With that in mind, how can I develop and frame wilderness adventure decisions in such a way that:

  1. The focus is more on the choices players make than on rolling dice
    (though risky actions carry risk of failure)
    , and
  2. I can present
    this as a actual choice, instead of "Here's something to make your
    life hard you have to do it this way"

Best Answer

I used to play a game that was fun and exciting: you rolled a dice and depending on the result moved up some ladders or slid down some snakes and the first one to the top won, its name escapes me for the moment. It was thrilling and intriguing and then I turned 5 and realized it was no fun at all because I had no agency.

My definition of agency is:

Players making informed decisions that have reasonable and foreseeable consequences

To qualify as a informed decision there has to be:

  • Two or more alternative actions the players can take that move them towards their goals (whatever they are)
  • Each of which has a risk/reward/cost profile known to the players
  • None of which is obviously superior to the other(s).

Please note that nowhere in my definition did I mention anyone rolling dice. Dice are only needed when there is uncertainty in the outcome: choices do not have to have uncertainty.

With this in mind let's look at your real life examples:

The blocked trail

This clearly qualifies as a decision, there are three choices here - two obvious and one hidden - that all lead towards the goal and all with different risk/reward/cost profiles:

  1. Push trough - the cost is that this is hard and unpleasant (in real life - RPG characters don't care about this); the reward is that it is quicker than ...
  2. Backtrack - the cost is this will take a lot more time at the end of the day when you have already trekked for miles (in real life - RPG characters don't care about this either); the reward is that its a lot easier than option 1.
  3. Scout around (the hidden option) - the cost is the small amount of time this will take, the risk is you won't find an alternative path and the reward is avoiding the costs of options 1 and 2.

There is a clear trade off here: time vs effort. Neither of these translate well into an RPG context because its the characters who pay the cost not the players but let's see what we can do to overcome this.

We have to put the cost in terms that the players will care about so lets assume that there is a time limit on the adventure: they have to get somewhere by a certain time or something really bad happens - the evil cult summons the demon, the corporation finishes their hack, whatever.

As you move up the gorge, you see that part of the cliff has collapsed burying the trail in a pile of rocks, uprooted trees and dirt. It looks like hard, slow going and maybe dangerous too. If you proceed on foot you will get 1 level of exhaustion and have to make a DC15 Dexterity save or take 1d6 damage (substitute your own game mechanics here), if you go back to the fork in the trail you would be in a similar position to your objective in about 2 hours. Do you want to go on, go back or do something else?

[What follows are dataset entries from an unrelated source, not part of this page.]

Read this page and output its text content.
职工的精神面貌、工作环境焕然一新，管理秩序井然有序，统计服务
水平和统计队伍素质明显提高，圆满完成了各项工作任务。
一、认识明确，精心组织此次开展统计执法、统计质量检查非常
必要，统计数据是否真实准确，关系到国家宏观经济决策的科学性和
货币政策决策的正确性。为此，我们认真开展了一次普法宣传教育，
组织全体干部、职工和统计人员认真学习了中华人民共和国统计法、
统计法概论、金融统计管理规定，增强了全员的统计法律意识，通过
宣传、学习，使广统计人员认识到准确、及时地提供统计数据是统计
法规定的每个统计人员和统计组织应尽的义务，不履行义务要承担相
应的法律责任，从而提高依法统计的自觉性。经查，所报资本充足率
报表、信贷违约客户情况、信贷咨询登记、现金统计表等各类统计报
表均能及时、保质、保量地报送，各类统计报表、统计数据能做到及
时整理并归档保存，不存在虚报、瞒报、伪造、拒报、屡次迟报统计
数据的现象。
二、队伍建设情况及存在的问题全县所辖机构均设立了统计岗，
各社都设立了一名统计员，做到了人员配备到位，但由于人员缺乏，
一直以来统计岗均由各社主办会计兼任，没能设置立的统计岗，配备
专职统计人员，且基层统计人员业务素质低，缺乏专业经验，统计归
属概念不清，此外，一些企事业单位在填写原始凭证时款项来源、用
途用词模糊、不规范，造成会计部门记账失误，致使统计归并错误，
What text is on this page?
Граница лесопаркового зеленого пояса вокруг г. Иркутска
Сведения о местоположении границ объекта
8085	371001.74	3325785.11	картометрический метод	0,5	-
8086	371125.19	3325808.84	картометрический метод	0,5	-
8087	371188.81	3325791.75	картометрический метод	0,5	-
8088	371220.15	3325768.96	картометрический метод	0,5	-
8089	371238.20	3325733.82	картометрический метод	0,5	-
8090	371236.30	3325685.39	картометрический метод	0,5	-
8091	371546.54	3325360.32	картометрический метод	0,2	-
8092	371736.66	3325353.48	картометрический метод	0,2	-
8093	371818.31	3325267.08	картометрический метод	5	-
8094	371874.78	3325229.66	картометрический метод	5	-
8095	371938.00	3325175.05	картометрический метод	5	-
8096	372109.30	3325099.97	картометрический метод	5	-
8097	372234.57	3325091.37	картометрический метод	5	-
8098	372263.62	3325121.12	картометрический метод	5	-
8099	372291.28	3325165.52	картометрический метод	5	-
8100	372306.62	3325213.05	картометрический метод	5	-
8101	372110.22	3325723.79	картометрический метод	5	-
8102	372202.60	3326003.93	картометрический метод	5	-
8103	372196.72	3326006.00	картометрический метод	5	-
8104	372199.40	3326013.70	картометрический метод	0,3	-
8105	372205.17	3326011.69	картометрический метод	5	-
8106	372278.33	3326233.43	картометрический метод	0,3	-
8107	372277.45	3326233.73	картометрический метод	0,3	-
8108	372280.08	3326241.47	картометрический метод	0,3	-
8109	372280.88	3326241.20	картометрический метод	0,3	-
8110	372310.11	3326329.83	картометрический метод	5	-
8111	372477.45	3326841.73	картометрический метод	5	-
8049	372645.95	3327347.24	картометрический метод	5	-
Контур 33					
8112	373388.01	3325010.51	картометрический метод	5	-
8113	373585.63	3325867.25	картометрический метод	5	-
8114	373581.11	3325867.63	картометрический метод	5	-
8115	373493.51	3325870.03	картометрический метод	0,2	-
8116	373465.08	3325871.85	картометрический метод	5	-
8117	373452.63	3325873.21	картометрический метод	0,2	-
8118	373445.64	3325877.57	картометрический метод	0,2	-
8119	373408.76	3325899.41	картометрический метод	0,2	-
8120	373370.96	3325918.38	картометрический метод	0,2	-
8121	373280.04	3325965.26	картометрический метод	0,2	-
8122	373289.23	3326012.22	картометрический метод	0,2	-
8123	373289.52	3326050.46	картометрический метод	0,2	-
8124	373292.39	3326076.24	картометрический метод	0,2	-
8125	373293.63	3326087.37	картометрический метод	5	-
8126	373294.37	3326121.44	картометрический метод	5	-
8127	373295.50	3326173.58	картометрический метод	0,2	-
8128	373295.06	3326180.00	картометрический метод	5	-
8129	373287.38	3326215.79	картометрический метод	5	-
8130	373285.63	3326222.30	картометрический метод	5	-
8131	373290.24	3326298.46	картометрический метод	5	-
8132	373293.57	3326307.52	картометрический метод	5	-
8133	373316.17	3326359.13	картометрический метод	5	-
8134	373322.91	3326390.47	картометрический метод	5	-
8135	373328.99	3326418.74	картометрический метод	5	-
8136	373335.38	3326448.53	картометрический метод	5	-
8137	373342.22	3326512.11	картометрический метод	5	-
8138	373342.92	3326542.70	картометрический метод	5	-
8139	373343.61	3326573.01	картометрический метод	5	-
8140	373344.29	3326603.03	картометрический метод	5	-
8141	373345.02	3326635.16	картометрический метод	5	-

So, the players are informed of the costs of the two obvious options and they matter in game terms: the trade off is reduced capability in future encounters versus definite lost time. In addition, you have indicated that they can do something else - if they spend 10 minutes scouting they will find the path or the could use up other resources like a spell or come up with something I haven't thought of.

Note that only 1 of the options (pushing through) has an uncertain outcome so only if the players choose that one does anyone roll a die.

The point is the players now have agency - a decision with foreseeable consequences.

The flooded creek

This one is even easier as all the choices have in-game consequences - the risk of being swept off the waterfall versus splitting the party.

Dave has forded the stream and tied off your rope. As each of you cross you note that the water level is rising. With a thunderous crash a positive wall of water, branches and forest debris sweeps around the corner. Quick, Alice you are right in the middle, do you race ahead or pull back?

You could put in a saving throw here if you really want to to see if she makes it.

You scramble clear as the rolling wave smashes past, a large pine snapping your rope like it was cotton. The knee high babbling brook is now a foaming rapid well above the waists; carrying branches leaves and who knows what else to tumble over the 300 foot tall waterfall just downstream. What do you do?

You don't need to lay out options here because they are pretty obvious - go forward and risk drowning, go backwards and risk drowning, split the party or use up some limited resources. You can work out the appropriate game mechanics and tell them to the players so they know the risks, only if they try to ford the stream are dice needed.

Again you have given the players agency.